Aggregating participation fractions: In a school, one-fourth of the boys and three-eighths of the girls participated in the annual sports. Without the ratio of boys to girls, can we find what fraction of the total student population participated?

Difficulty: Medium

Correct Answer: Data inadequate

Explanation:


Introduction / Context:
When different fractions apply to subgroups (boys and girls), the overall fraction of participation depends on how large each subgroup is. Without the relative sizes (or ratio) of the subgroups, the combined fraction cannot be uniquely determined.



Given Data / Assumptions:

  • Participating boys = 1/4 of boys.
  • Participating girls = 3/8 of girls.
  • No information on the ratio (or counts) of boys to girls.


Concept / Approach:
Overall participation fraction = (participating boys + participating girls) / total students. This equals ( (1/4)*B + (3/8)*G ) / (B + G ). The expression depends on B and G separately, not just their sum, so B : G is required to get a single number.



Step-by-Step Solution:

Let B be number of boys, G be number of girls.Overall fraction f = ( (1/4)B + (3/8)G ) / (B + G ).This simplifies only if B and G (or B : G) are known; otherwise f varies with the mix of B and G.
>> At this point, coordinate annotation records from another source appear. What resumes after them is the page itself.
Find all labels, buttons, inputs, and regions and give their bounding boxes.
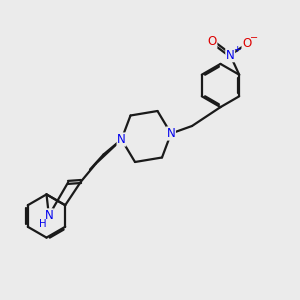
Text: N: N: [167, 127, 176, 140]
Text: N: N: [226, 49, 235, 62]
Text: N: N: [44, 209, 53, 222]
Text: H: H: [39, 219, 46, 230]
Text: −: −: [250, 33, 258, 43]
Text: O: O: [208, 35, 217, 48]
Text: O: O: [242, 37, 251, 50]
Text: +: +: [233, 45, 241, 54]
Text: N: N: [117, 133, 126, 146]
Verification / Alternative check:
Example 1: If B = G, f = ( (1/4) + (3/8) ) / 2 per capita = (1/4 + 3/8)/(1 + 1) in ratio terms, leading to one value. Example 2: If B is much larger than G, the overall fraction shifts toward 1/4; if G dominates, it shifts toward 3/8. Hence no unique answer.
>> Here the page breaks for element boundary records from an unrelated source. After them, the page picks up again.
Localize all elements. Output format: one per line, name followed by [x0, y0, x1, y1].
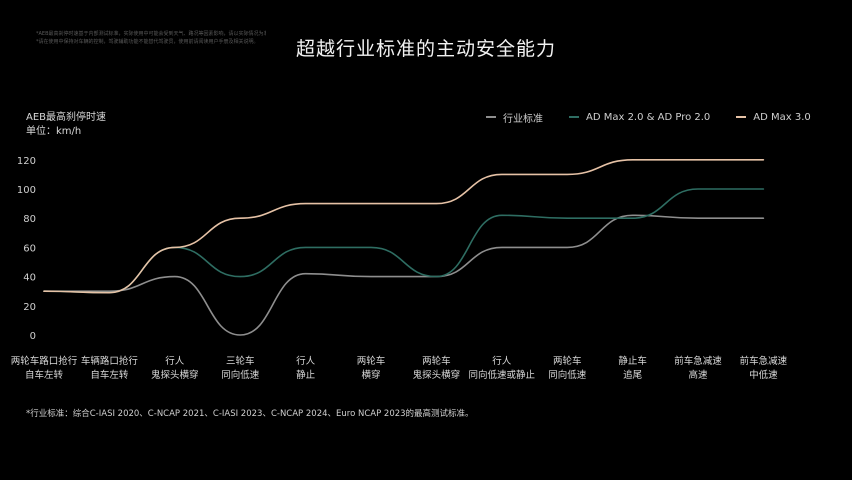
y-tick-label: 20 [23, 302, 36, 313]
x-tick-label: 同向低速 [548, 369, 587, 381]
y-axis-title: AEB最高刹停时速 [26, 112, 107, 123]
disclaimer-line: *请在使用中保持对车辆的控制，驾驶辅助功能不能替代驾驶员，使用前请阅读用户手册及… [36, 39, 259, 45]
x-tick-label: 行人 [296, 355, 316, 367]
y-tick-label: 0 [30, 331, 36, 342]
y-tick-label: 80 [23, 214, 36, 225]
y-tick-label: 40 [23, 273, 36, 284]
legend-label: 行业标准 [503, 113, 543, 125]
x-tick-label: 前车急减速 [674, 355, 722, 367]
y-tick-label: 100 [17, 185, 36, 196]
legend-item-ad-max-3: AD Max 3.0 [736, 111, 811, 123]
x-tick-label: 两轮车 [422, 355, 451, 367]
y-axis-unit: 单位：km/h [26, 126, 82, 137]
x-tick-label: 自车左转 [25, 369, 64, 381]
x-tick-label: 鬼探头横穿 [151, 369, 199, 381]
legend-swatch [736, 116, 747, 118]
x-tick-label: 行人 [492, 355, 512, 367]
x-tick-label: 车辆路口抢行 [81, 355, 139, 367]
x-tick-label: 前车急减速 [740, 355, 788, 367]
series-line-ad-max-3 [43, 158, 765, 294]
x-tick-label: 两轮车路口抢行 [11, 355, 78, 367]
chart-legend: 行业标准 AD Max 2.0 & AD Pro 2.0 AD Max 3.0 [486, 110, 811, 125]
x-tick-label: 三轮车 [226, 355, 255, 367]
x-tick-label: 同向低速 [221, 369, 260, 381]
x-tick-label: 鬼探头横穿 [413, 369, 461, 381]
x-tick-label: 同向低速或静止 [469, 369, 536, 381]
disclaimer-line: *AEB最高刹停时速基于内部测试标准，实际使用中可能会受到天气、路况等因素影响，… [36, 31, 266, 37]
legend-label: AD Max 2.0 & AD Pro 2.0 [586, 111, 711, 123]
y-axis-label: AEB最高刹停时速 单位：km/h [26, 111, 106, 139]
x-tick-label: 两轮车 [357, 355, 386, 367]
legend-item-industry-standard: 行业标准 [486, 110, 543, 125]
x-tick-label: 中低速 [749, 369, 778, 381]
y-tick-label: 120 [17, 156, 36, 167]
x-tick-label: 静止 [296, 369, 316, 381]
legend-label: AD Max 3.0 [753, 111, 811, 123]
x-tick-label: 自车左转 [90, 369, 129, 381]
series-line-industry-standard [43, 214, 765, 336]
y-tick-label: 60 [23, 243, 36, 254]
x-tick-label: 追尾 [623, 369, 642, 381]
x-tick-label: 静止车 [618, 355, 647, 367]
legend-swatch [569, 116, 579, 118]
footnote: *行业标准：综合C-IASI 2020、C-NCAP 2021、C-IASI 2… [26, 409, 474, 419]
disclaimer-text: *AEB最高刹停时速基于内部测试标准，实际使用中可能会受到天气、路况等因素影响，… [36, 30, 266, 46]
x-tick-label: 行人 [165, 355, 185, 367]
x-tick-label: 高速 [688, 369, 708, 381]
legend-swatch [486, 116, 496, 118]
page-title: 超越行业标准的主动安全能力 [295, 38, 556, 60]
x-tick-label: 横穿 [361, 369, 380, 381]
x-tick-label: 两轮车 [553, 355, 582, 367]
legend-item-ad-max-2: AD Max 2.0 & AD Pro 2.0 [569, 112, 710, 123]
Why Other Options Are Wrong:
4/12 and 8/12 assume equal subgroup sizes without stating it; 5/8 is impossible as it exceeds both contributing subgroup fractions unless weights are extreme and still cannot be justified uniquely; 11/24 is a specific number requiring a specific B : G not given.



Common Pitfalls:
Averaging 1/4 and 3/8 directly (arithmetic mean) or adding numerators/denominators—both are invalid without weights.